Search code examples
recommendation-engine

LightFM: Weights and Sample Weights


I was looking to gain insight on the weights for the LightFM Implementation for the following:

Sample Weights

  • What are sample_weights in the fit method? I read that they are to simulate time decay but how does that work exactly? Examples or an article explaining this would be really helpful.

Interactions Matrix

  • now if I have user interactions with different content_types i.e. text, video and we don't want to really differentiate between them when we make a recommendation?
    • Do I have to make separate models for each media type? If I create one model, does it make a difference if the interactions for text is a boolean like 1.0/0.0 for clicks and if the interactions for video is in percentage_video_completed e.g. if a user sees 10 seconds out of a 15 second video, can I assign an weight as 0.667?

Solution

  • Sample weights

    You can use sample_weights to weigh the importance of any one observation, in the same way you can pass sample_weight to an sklearn classifier.

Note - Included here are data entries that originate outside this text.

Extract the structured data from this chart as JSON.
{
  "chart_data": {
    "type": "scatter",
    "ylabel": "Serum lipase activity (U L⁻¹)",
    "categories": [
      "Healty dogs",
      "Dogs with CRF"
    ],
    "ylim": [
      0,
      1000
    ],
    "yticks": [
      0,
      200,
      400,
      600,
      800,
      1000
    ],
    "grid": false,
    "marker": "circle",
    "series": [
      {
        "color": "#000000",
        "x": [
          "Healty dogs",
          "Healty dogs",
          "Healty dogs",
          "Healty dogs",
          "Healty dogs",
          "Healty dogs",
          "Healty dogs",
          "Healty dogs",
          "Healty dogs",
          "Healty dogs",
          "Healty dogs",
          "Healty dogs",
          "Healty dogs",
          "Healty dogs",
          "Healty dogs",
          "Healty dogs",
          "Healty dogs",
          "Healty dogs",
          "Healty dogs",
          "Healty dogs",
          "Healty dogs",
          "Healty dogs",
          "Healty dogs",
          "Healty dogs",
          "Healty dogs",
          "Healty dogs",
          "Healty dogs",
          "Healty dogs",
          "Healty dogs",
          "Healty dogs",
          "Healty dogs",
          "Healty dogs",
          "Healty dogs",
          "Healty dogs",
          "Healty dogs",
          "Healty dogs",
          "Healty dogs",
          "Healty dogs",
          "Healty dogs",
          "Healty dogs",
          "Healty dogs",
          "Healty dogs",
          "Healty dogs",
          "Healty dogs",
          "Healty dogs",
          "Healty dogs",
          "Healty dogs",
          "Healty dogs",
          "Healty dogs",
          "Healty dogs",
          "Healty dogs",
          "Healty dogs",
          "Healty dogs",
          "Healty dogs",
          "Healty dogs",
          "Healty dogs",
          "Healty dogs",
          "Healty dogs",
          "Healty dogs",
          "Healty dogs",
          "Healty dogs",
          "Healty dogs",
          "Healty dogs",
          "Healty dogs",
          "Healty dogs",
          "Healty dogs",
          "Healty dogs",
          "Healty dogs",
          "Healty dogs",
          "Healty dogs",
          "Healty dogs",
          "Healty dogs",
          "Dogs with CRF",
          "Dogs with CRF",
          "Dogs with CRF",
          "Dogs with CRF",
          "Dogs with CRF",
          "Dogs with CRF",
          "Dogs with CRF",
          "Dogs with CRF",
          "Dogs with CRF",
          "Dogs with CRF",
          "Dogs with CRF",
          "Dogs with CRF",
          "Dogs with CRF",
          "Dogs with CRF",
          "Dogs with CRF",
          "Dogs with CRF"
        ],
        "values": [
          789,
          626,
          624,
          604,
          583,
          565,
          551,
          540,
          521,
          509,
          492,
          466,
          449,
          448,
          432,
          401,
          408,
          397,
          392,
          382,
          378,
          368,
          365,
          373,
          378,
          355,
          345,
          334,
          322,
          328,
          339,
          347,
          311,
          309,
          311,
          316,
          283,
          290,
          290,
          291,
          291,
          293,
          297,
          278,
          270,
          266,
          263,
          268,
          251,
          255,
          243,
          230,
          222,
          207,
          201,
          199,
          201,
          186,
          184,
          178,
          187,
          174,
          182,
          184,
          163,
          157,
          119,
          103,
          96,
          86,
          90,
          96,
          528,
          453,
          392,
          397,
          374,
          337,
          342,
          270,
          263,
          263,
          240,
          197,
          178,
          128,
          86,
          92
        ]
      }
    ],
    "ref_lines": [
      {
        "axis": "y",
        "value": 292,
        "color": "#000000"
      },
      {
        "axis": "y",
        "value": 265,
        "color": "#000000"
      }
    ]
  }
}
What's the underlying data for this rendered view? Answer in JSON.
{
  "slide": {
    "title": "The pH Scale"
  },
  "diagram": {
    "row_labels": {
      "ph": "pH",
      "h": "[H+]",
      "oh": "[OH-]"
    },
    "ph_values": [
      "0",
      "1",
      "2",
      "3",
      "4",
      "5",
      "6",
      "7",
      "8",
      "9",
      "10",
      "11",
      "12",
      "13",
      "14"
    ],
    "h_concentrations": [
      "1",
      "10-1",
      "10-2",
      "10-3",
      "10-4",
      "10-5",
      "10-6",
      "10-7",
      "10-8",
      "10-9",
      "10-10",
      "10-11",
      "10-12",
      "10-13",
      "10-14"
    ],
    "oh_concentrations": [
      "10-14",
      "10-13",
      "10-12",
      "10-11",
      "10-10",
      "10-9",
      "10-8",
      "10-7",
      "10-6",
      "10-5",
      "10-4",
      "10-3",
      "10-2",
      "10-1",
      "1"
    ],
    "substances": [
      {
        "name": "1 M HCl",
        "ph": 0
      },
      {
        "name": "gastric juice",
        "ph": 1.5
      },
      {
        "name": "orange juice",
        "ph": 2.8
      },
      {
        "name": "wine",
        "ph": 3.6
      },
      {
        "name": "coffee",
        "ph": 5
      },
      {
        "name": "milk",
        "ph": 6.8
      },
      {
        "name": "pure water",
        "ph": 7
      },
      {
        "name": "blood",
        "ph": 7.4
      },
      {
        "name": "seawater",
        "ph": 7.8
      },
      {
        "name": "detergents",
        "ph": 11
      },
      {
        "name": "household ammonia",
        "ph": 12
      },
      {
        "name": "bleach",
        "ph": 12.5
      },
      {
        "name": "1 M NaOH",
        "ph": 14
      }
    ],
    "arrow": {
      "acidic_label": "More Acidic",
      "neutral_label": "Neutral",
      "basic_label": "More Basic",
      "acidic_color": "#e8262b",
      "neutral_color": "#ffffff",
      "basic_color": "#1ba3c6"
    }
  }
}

    Weights larger than 1 will lend additional weight to that observation; weights smaller than one will make it less important to the model.

    This is accomplished by scaling the learning rate for that observation by its weight.

    Interactions

    You don't have to create separate models: the two types of interactions can happily be embedded in the same model.

    In LightFM models, the data in the interactions matrix is binary. You should use the sample weights to express the confidence you have that a given interaction is positive. This can be percentage watched for movies: however, be aware that if percentage watched is routinely under 1.0, your model will put more weight on the text interactions.